Most of us never overtly sought sympathy – no matter how much we yearned for it – for the horrible things that were done to us. We were from an era where things were left unspoken, when one was expected to just soldier on no matter what. So we swallowed the shitful memories.
But those bastards gave us a life sentence. They gave us a life sentence, and that is the wellspring of our anger.
Our abuse occurred in unenlightened times. There is no going back almost 60 years to the start and availing ourselves there of the benefits of supportive psychological therapies. There is no going back to source and repairing the damage close to the time when it occurred.

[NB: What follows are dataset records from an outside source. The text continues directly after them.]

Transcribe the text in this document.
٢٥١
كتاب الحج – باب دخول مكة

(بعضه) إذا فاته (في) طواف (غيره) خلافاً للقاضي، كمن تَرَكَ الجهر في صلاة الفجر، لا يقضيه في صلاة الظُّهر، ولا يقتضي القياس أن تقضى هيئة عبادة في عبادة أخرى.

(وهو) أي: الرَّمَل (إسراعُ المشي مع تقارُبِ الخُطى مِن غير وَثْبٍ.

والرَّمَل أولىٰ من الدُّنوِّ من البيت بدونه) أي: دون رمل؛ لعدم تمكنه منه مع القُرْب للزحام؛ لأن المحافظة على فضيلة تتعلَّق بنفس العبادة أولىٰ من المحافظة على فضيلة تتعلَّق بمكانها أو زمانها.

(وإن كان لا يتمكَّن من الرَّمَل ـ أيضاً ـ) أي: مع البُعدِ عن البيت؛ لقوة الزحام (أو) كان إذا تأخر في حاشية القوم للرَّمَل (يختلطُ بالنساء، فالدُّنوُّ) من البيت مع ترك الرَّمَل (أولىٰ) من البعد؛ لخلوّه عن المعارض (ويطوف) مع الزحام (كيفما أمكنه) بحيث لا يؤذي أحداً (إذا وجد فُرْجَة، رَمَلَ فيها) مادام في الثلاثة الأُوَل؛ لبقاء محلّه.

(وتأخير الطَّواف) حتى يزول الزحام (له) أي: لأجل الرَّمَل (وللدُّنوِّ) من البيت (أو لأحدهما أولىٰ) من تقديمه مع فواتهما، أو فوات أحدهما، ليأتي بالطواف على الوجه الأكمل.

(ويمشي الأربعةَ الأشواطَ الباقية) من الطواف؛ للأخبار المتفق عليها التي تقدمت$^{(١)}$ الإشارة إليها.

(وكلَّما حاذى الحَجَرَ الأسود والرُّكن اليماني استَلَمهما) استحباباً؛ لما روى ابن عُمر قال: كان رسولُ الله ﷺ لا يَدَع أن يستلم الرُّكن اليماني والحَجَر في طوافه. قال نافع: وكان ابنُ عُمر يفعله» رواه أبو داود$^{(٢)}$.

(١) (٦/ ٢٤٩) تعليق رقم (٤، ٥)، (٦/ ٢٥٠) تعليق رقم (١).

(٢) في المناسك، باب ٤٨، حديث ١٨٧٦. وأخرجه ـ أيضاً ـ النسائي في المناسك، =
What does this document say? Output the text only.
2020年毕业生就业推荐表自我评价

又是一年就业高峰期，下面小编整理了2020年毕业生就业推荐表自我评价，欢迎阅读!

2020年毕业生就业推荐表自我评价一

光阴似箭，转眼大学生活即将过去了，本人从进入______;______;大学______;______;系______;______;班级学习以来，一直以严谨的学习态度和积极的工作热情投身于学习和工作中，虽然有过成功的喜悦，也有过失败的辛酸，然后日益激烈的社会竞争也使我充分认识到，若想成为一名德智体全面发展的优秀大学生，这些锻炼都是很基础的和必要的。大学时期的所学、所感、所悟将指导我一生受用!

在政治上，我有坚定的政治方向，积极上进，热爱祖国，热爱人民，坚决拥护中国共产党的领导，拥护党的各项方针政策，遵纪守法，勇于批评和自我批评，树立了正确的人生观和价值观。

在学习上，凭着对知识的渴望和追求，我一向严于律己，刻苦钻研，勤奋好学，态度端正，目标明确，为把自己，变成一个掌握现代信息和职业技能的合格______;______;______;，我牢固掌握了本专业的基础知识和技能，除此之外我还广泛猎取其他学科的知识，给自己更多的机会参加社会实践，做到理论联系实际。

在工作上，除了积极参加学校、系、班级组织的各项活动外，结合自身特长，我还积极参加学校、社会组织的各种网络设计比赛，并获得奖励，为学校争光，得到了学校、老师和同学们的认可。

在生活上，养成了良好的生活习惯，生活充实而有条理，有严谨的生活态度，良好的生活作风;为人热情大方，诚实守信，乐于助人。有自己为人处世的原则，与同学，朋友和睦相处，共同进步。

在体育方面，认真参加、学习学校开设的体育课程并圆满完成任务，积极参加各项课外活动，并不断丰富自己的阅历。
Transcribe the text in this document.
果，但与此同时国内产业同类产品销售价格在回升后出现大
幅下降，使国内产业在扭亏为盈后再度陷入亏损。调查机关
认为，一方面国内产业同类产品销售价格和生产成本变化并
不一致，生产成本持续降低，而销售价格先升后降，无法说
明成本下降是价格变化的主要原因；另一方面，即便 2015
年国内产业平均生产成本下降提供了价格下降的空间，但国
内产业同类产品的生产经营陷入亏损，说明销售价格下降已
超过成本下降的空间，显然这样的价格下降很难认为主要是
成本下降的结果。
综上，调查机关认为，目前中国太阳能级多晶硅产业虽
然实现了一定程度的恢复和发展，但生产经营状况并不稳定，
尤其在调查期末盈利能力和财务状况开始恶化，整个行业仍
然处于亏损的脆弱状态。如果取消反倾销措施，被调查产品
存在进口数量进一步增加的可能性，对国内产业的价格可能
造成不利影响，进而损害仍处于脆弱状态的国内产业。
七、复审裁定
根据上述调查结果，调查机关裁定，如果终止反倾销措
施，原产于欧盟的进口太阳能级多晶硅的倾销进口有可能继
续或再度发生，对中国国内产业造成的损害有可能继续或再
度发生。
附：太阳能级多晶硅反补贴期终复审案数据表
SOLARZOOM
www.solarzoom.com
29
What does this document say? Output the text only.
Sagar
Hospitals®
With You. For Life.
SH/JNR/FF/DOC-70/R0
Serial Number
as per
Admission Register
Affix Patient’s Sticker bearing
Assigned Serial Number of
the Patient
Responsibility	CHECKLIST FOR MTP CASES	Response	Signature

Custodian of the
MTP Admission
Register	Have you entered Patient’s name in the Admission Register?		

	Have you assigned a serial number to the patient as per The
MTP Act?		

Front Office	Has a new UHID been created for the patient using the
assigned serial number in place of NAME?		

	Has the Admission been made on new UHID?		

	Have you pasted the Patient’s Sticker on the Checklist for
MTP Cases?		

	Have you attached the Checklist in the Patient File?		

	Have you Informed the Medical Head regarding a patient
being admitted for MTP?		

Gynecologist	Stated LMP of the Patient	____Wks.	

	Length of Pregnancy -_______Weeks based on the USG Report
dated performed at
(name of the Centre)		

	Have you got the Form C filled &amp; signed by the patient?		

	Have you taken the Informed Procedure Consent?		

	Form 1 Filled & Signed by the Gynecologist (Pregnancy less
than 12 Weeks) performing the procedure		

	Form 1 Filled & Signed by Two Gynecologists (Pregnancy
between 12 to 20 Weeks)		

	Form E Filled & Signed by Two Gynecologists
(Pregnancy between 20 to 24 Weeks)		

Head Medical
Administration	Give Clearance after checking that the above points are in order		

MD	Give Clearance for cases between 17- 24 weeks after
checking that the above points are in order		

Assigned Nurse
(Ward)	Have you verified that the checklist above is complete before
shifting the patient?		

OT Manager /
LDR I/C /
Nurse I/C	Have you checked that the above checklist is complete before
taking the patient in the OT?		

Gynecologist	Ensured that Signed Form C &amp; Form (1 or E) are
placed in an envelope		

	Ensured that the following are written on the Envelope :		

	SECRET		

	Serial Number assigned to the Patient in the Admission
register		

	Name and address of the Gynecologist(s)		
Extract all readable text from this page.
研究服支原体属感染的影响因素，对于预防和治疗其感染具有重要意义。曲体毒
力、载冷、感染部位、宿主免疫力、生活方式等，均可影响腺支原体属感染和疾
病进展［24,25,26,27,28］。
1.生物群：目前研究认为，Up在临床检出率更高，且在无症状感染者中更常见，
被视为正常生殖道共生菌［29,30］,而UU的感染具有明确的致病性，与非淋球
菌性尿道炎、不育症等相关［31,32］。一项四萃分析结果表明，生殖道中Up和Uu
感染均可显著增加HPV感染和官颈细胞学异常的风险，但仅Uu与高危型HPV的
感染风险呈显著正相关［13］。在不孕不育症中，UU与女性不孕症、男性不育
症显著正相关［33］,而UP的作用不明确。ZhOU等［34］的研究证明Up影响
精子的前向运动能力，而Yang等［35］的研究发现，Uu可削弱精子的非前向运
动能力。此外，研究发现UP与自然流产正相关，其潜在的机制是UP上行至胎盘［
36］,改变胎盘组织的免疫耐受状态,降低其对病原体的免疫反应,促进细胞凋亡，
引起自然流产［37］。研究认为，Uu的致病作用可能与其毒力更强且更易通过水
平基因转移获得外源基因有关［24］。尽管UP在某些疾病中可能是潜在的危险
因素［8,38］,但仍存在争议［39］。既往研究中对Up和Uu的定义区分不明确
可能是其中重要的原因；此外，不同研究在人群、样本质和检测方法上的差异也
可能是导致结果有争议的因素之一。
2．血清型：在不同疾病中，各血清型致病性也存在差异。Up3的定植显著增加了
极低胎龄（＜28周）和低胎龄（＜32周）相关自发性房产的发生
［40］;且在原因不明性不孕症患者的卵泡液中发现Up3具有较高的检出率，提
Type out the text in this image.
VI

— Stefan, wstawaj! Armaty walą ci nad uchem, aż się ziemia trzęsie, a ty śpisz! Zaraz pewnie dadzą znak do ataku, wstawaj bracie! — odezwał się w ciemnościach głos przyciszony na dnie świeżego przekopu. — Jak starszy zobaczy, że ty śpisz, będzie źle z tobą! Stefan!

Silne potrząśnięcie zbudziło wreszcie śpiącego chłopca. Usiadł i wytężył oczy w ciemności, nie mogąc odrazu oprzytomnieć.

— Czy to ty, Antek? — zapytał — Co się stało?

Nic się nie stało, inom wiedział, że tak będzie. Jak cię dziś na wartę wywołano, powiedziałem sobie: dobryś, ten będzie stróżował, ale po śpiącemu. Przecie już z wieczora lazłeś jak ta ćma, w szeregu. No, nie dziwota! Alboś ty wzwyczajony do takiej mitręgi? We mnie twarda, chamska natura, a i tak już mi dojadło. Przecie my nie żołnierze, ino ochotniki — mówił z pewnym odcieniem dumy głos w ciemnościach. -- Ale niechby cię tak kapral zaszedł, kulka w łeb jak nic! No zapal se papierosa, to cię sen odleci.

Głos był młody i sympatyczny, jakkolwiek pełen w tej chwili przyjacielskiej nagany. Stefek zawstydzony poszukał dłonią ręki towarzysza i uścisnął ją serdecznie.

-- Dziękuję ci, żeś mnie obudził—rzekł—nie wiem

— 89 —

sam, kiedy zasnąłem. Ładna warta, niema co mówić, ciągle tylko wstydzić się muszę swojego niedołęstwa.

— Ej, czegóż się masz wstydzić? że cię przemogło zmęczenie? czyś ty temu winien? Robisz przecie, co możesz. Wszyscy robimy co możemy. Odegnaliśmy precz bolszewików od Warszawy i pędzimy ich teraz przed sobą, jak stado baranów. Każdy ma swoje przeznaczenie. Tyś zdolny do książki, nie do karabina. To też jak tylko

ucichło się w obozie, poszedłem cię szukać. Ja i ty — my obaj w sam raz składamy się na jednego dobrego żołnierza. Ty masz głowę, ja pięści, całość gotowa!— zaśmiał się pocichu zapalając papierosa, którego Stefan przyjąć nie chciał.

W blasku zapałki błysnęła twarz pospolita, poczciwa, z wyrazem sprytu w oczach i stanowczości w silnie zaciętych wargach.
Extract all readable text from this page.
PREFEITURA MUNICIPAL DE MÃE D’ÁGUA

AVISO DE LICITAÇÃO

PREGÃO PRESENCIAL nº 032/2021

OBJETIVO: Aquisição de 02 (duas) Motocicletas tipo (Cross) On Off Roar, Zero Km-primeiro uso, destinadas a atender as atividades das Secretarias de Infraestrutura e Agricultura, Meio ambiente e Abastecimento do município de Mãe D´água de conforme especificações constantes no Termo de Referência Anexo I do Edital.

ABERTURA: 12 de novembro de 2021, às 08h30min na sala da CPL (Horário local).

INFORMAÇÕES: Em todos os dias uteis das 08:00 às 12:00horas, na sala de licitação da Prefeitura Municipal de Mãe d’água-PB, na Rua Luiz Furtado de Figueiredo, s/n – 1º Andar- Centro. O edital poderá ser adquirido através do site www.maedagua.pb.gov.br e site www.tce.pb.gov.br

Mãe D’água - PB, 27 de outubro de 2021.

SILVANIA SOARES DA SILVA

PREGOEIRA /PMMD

For many of us, being the victim of child sexual abuse at such a young age, and from such a long ago era, carried an unwanted legacy. Most of us, once we had escaped the predations, turned inwards. We became quiet, we withdrew, we had difficulty associating easily with other people. We lost the ability to trust men, we lost the ability to trust women. We blamed ourselves, thought it was all our own fault, and shame became the mantle that we cloaked ourselves in. We felt that nobody would believe us so we pushed the memory of our experiences as deep as we could push them. We lived our whole lives like that. I certainly did.
The legacy from our abuse experience just kept expanding. It affected our work, our relationships, our children, our friends, the way we saw the very world. Our life sentence was shared by others. We are all still serving it.
And then along came the Royal Commission. And now we can express our feelings. And now we can vent our long muffled anger.
I’ll now speak for myself, and no longer for the many.
In this modern era victims of child sexual abuse are encouraged to seek help, are encouraged to try and forgive, are encouraged to wholeheartedly embrace the process of healing, are encouraged to speak up.
I have no objection – even at this later stage in my life – to placing my feet firmly on the starting line of that journey. But just before I do I’m going to slip the following in – and I reckon I have earned every bloody right to express it. And I am using the most appropriate swear language that I can think of.
I am angry at my abusers. They were vicious brutal predatory scum.
They were bastards, they were predators, they were animals. What they did to me as a young child has affected my whole fucking life. And the vile bastards got away with it.
I am angry at the organisation that protected so many of them.
I gaze at the Catholic Church with a lifetime’s worth of utter hatred, scorn, anger, contempt, and disgust. I turn my back on them, and on everything those arseholes pretended to represent. I curse them with every fibre of my bloody being.
I speak for myself, but I also speak for those who did not survive the predations, those who never got the chance to scream their anger. I honour them with all my heart.